By never bringing House bills to a vote, Senate Democrats will be able to insulate Mr. Biden from having to veto politically difficult legislation. Senate Democrats will be able to answer political messaging bills passed by the House with political messages of their own, using bipartisan measures like the infrastructure bill and the gun control bill that came out of the current 50-50 Senate in an effort to pressure House Republicans to act.

“Because the American people turned out to elect Democrats in the Senate, there is now a firewall against the threat a nationwide abortion ban, cuts to Medicare, Medicaid or Social Security, and the extreme MAGA Republican policies,” Mr.

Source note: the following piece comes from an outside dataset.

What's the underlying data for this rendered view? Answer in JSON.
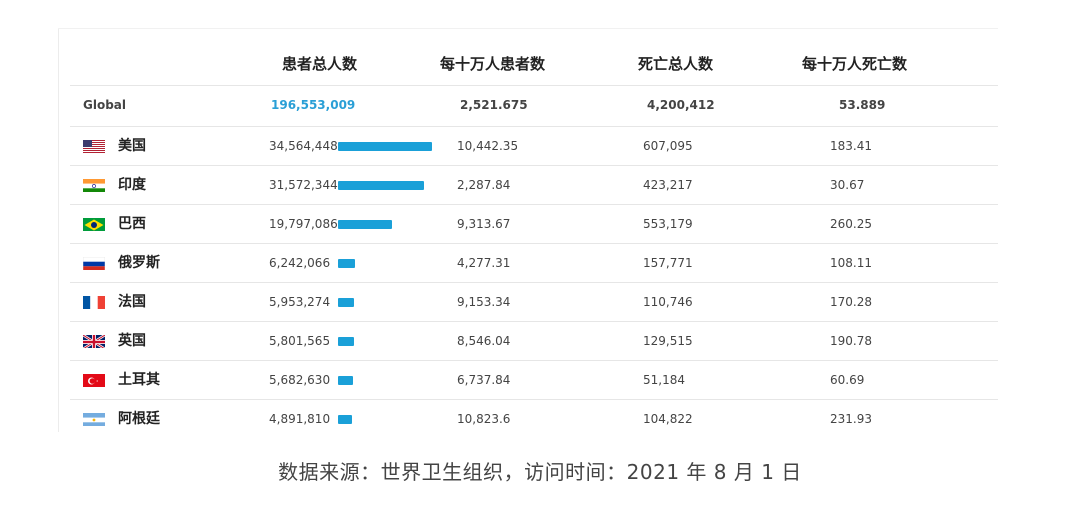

Schumer said Saturday night. “Republicans in the House should be on notice.”

In past showdowns, bipartisan solutions secured in the Senate have ultimately been swallowed by the House. That becomes more likely in the case of a divided Congress, with the Senate in Democratic hands.

Senate Democrats will also be a voice for the administration when Congress must pass bills to fund the government and raise the statutory borrowing limit. But Republicans, if they win control of the House, will almost certainly try to extract concessions, under the threat of government shutdowns or even a potentially disastrous debt default.